The Federal Government's Future Fuels Fund and ARENA have provided $25 million in funding for fast chargers across Australia to open between 2022 and mid 2023. In 2021, the Federal Government announced $250 million to support public charging infrastructure, fleet infrastructure, vehicle trials and smart charging infrastructure in households. However, the NSW Government was spending almost as much as the federal government is spending in NSW to support new infrastructure for electric cars. The Federal Government will also fund 50,000 charging stations for Australian households. MG announced they will be donating 3,000 chargers across the country in regional areas in 2021. BP planned to roll out a charging network across Australia and New Zealand in 2022 using Brisbane-made Tritium chargers.

Australia also has electric boat chargers in docks across New South Wales, Queensland and Western Australia.

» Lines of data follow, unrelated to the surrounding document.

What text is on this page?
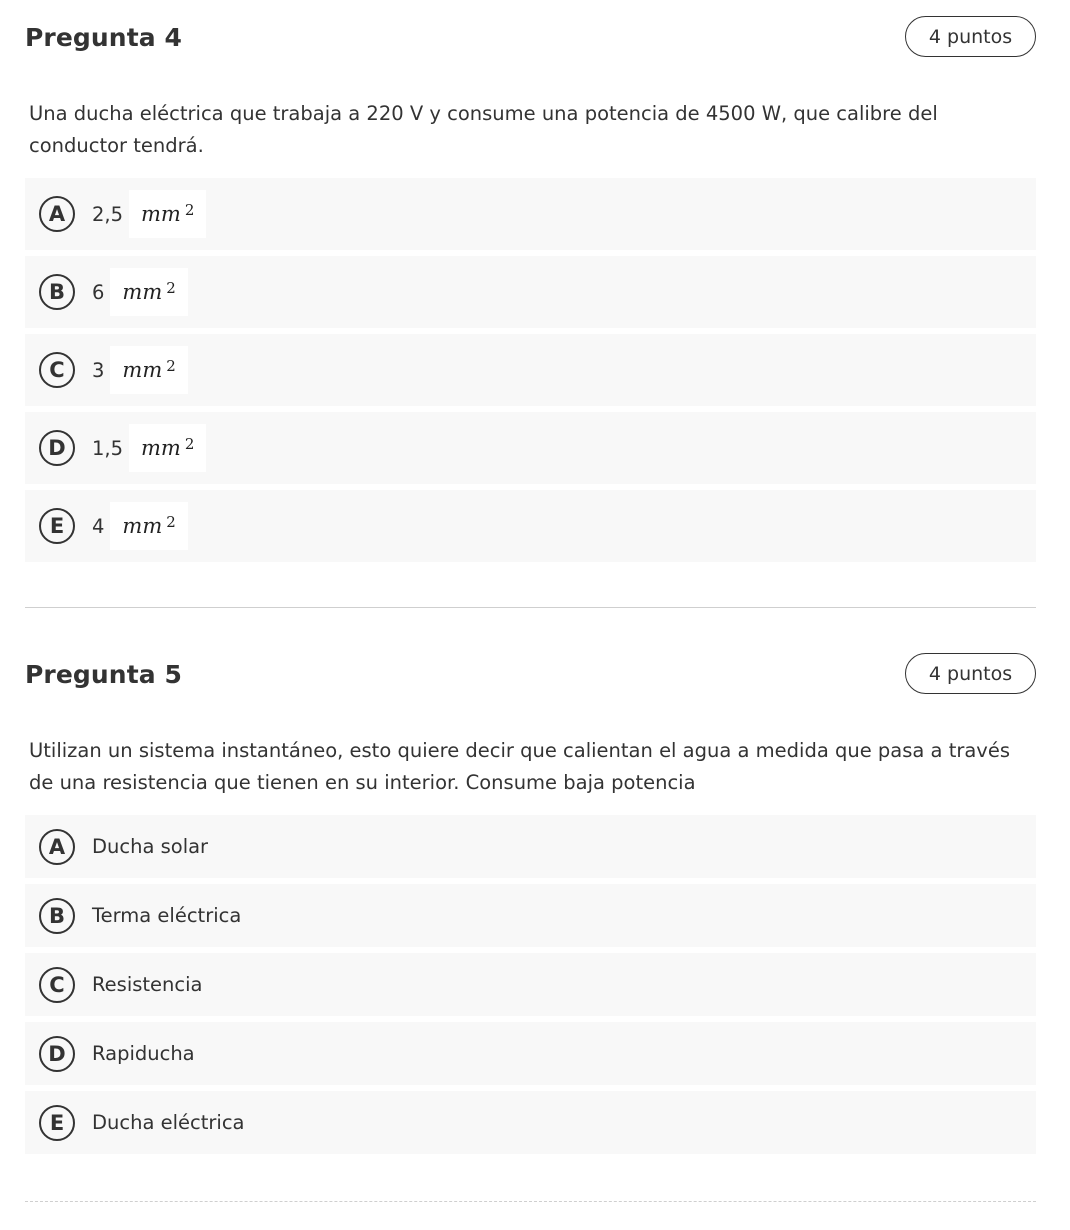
Pregunta 4	4 puntos

Una ducha eléctrica que trabaja a 220 V y consume una potencia de 4500 W, que calibre del conductor tendrá.

A	2,5 mm $^2$
B	6 mm $^2$
C	3 mm $^2$
D	1,5 mm $^2$
E	4 mm $^2$
Pregunta 5	4 puntos

Utilizan un sistema instantáneo, esto quiere decir que calientan el agua a medida que pasa a través de una resistencia que tienen en su interior. Consume baja potencia

A	Ducha solar
B	Terma eléctrica
C	Resistencia
D	Rapiducha
E	Ducha eléctrica
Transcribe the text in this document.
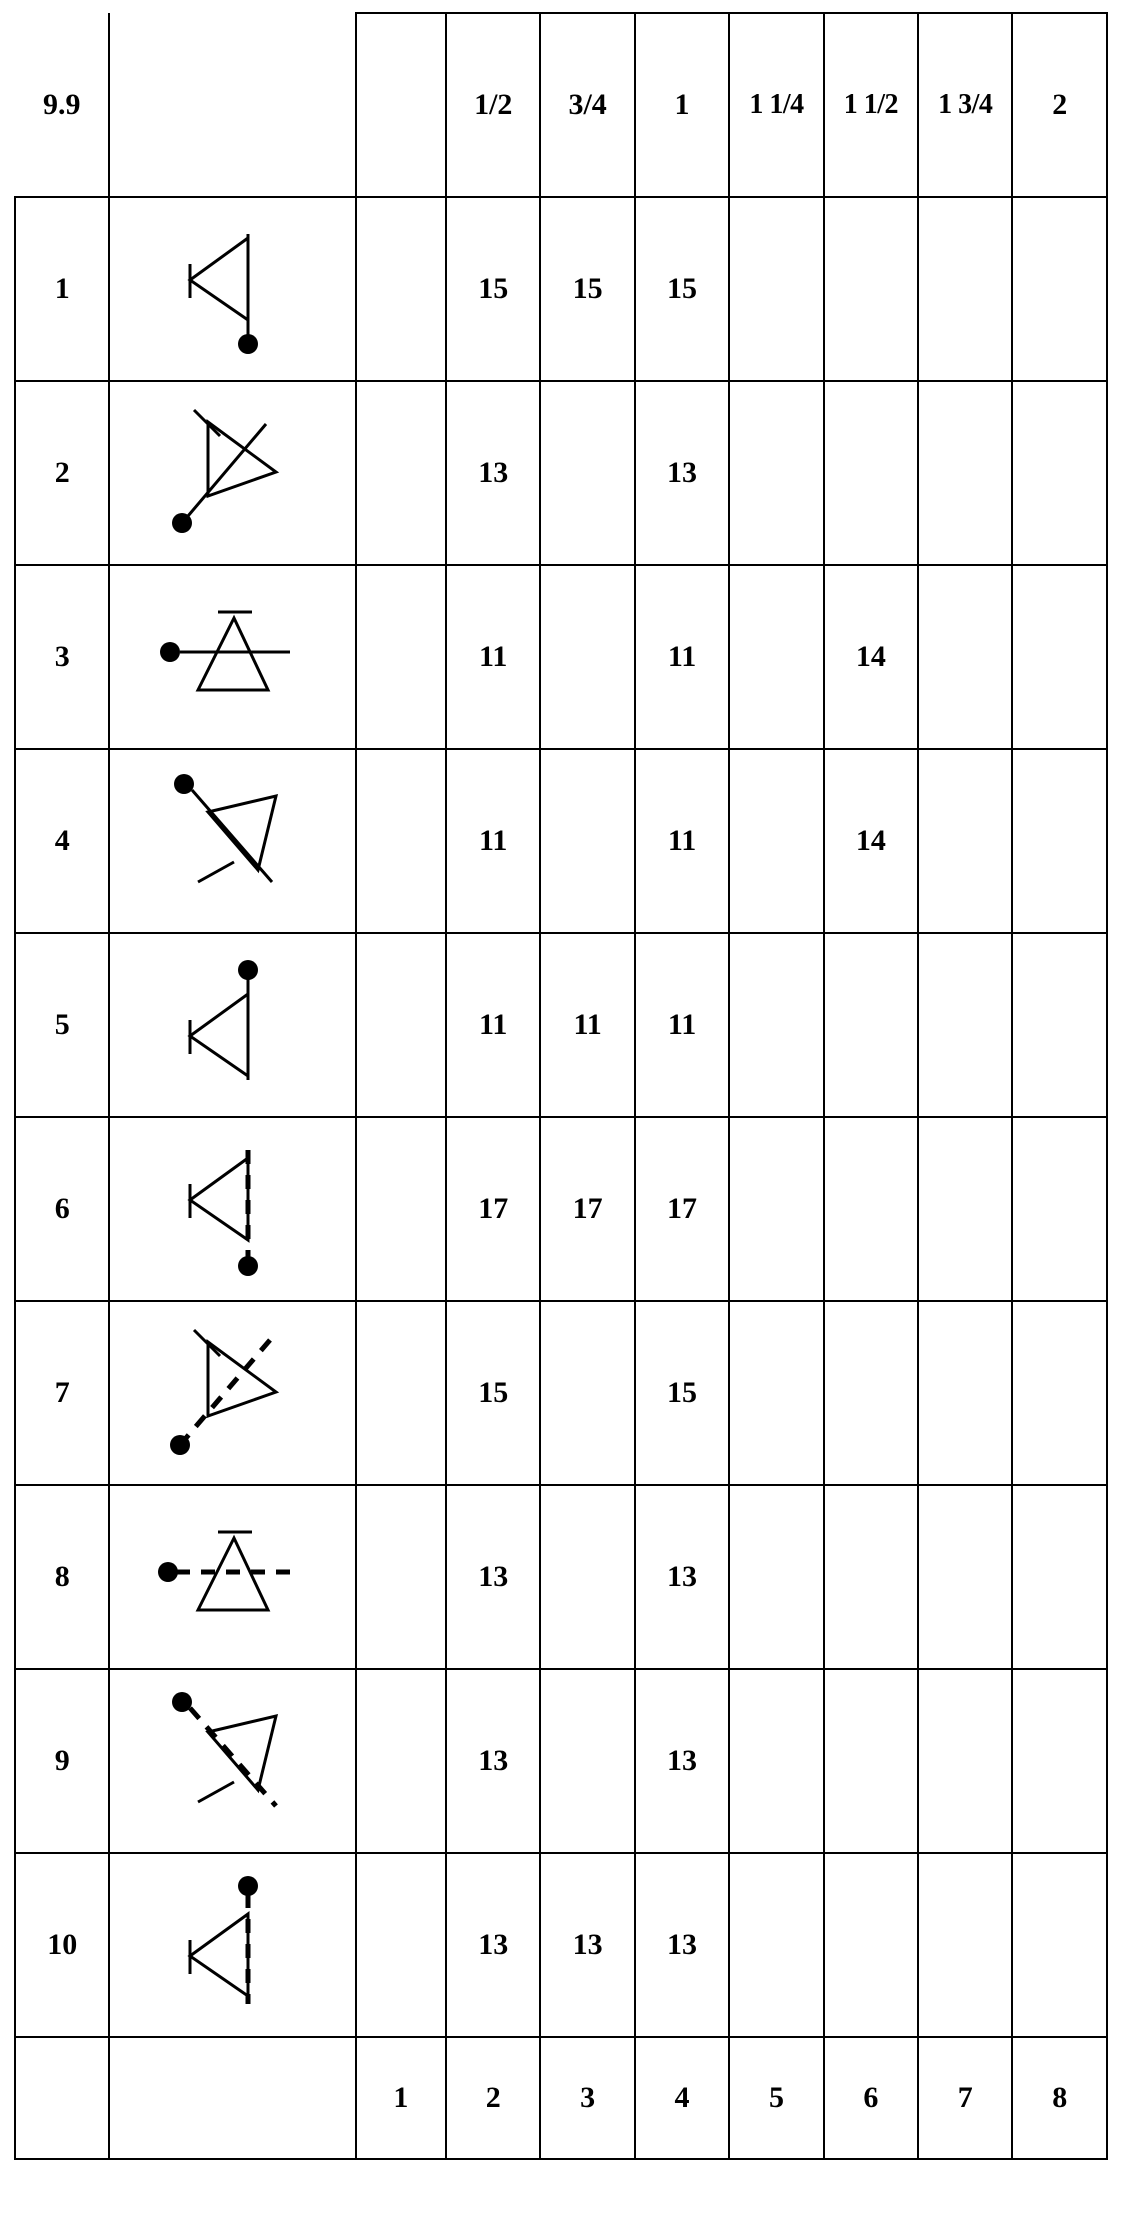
9.9			1/2	3/4	1	1 1/4	1 1/2	1 3/4	2
1			15	15	15				
2			13		13				
3			11		11		14		
4			11		11		14		
5			11	11	11				
6			17	17	17				
7			15		15				
8			13		13				
9			13		13				
10			13	13	13				
		1	2	3	4	5	6	7	8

| State or territory | DC chargers (2020) | AC chargers (2020) | Total chargers (2021) | Tesla Super Charger locations | Electric vehicles (2019)^{[citation needed]} | Chargers per electric vehicle |
|---|---|---|---|---|---|---|
| New South Wales | 153 | 630 | 1017 | 22 | 4627 | 0.17 |
| Victoria | 86 | 450 | 722 | 20 | 4193 | 0.13 |
| South Australia | 19 | 216 | 283 | 4 | 1787 | 0.13 |
| Queensland | 59 | 336 | 486 | 8 | 2416 | 0.16 |
| Australian Capital Territory | 11 | 39 | 58 | 2 | 523 | 0.10 |
| Tasmania | 4 | 64 | 100 | 1 | 195 | 0.35 |
| Western Australia | 25 | 202 | 305 | 4 | 956 | 0.24 |
| Northern Territory | 0 | 13 | 31 | 0 | 30 | 0.43 |
| Total | 357 | 1950 |  | 60 | 14727 |  |

Public charging infrastructure in Australia in 2018

|  |  | VIC | ACT | SA | NSW | TAS | QLD | NT | WA |
| Total number of charging stations |  | 216 | 20 | 76 | 161 | 21 | 162 | 5 | 122 |
| Charging stations per 100,000 residents |  | 3.40 | 3.17 | 4.40 | 2.04 | 4.02 | 3.27 | 2.03 | 4.72 |
| Total # | AC | 208 | 17 | 70 | 148 | 21 | 138 | 5 | 107 |
|  | DC | 8 | 3 | 6 | 13 | 0 | 24 | 0 | 15 |
| Total # | Capital City | 114 | 20 | 32 | 86 | 4 | 58 | 3 | 77 |
|  | Regional | 102 | 0 | 44 | 75 | 17 | 104 | 2 | 45 |

The number of charging stations in Australia has increased substantially, with a 64 per cent increase from 2017 to 2018 as data reveals that charging locations available increased from 476 in 2017 to 783 in 2018.

== Sales ==
Electric vehicle sales in Australia in Q1 2021

| Model | Total Q1 2021 |
|---|---|
| Tesla Model 3 | 2150 estimate |
| MG ZS EV | 359 |
| Porsche Taycan | 225 |
| Nissan Leaf | 118 |
| Mercedes-Benz EQC | 66 |
| Hyundai Kona | 56 |
| Hyundai Ioniq | 52 |
| Audi e-tron | 32 |
| Tesla Model X | 30 estimate |
| Tesla Model S` | 20 estimate |
| BMW i3 | 19 |
| Jaguar I-Pace | 16 |
| Mini Cooper Electric | 15 |
| Total | 3158 estimate |

Electric vehicle sales in Australia in 2020

| Model | Total 2020 |
|---|---|
| Tesla Model 3 | 3500 estimate |
| Hyundai Kona | 443 |
| Nissan Leaf | 341 |
| Hyundai Ioniq | 326 |
| Mercedes-Benz EQC | 142 |
| Tesla Model X | 120 estimate |
| Tesla Model S | 110 estimate |
| Mini Cooper Electric | 79 |
| Renault Zoe | 77 |
| Jaguar I-Pace | 66 |
| BMW i3 | 51 |
| Audi e-tron | 52 |
| Total | 5199 to 5307 estimate |

Australia's most popular electric cars are similar to the most popular electric cars among New Zealanders. In 2020, New Zealand's most popular electric cars were the Tesla Model 3, Hyundai Kona Electric, Nissan Leaf and the MG ZS EV.